Quítate las manos de la cara. Hemos de pasar días terribles. No quiero ver a nadie. La tierra y yo. Mi llanto y yo. Y estas cuatro paredes. ¡Ay! ¡Ay! (Se sienta transida.)

VECINA.-  Ten caridad de ti misma.

MADRE.-   (Echándose el pelo hacia atrás.) He de estar serena.  (Se sienta.) Porque vendrán las vecinas y no quiero que me vean tan pobre. ¡Tan pobre! Una mujer que no tiene un hijo siquiera que poderse llevar a los labios.

(Aparece la NOVIA. Viene sin azahar y con un manto negro.)

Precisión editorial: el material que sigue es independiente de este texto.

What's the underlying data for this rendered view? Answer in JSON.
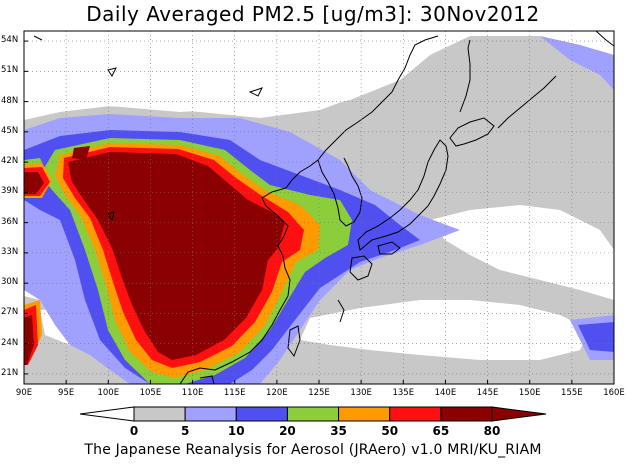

VECINA.-   (Viendo a la NOVIA, con rabia.) ¿Dónde vas?

NOVIA.-  Aquí vengo.

MADRE.-   (A la VECINA.) ¿Quién es?

VECINA.-  ¿No la reconoces?

MADRE.-  Por eso pregunto quién es. Porque tengo que no reconocerla, para no clavarla mis dientes en el cuello. ¡Víbora!   (Se dirige hacia la NOVIA con ademán fulminante; se detiene. A la VECINA.)  ¿La ves? Está ahí, y está llorando, y yo quieta, sin arrancarle los ojos. No me entiendo. ¿Será que yo no quería a mi hijo? Pero, ¿y su honra? ¿Dónde está su honra?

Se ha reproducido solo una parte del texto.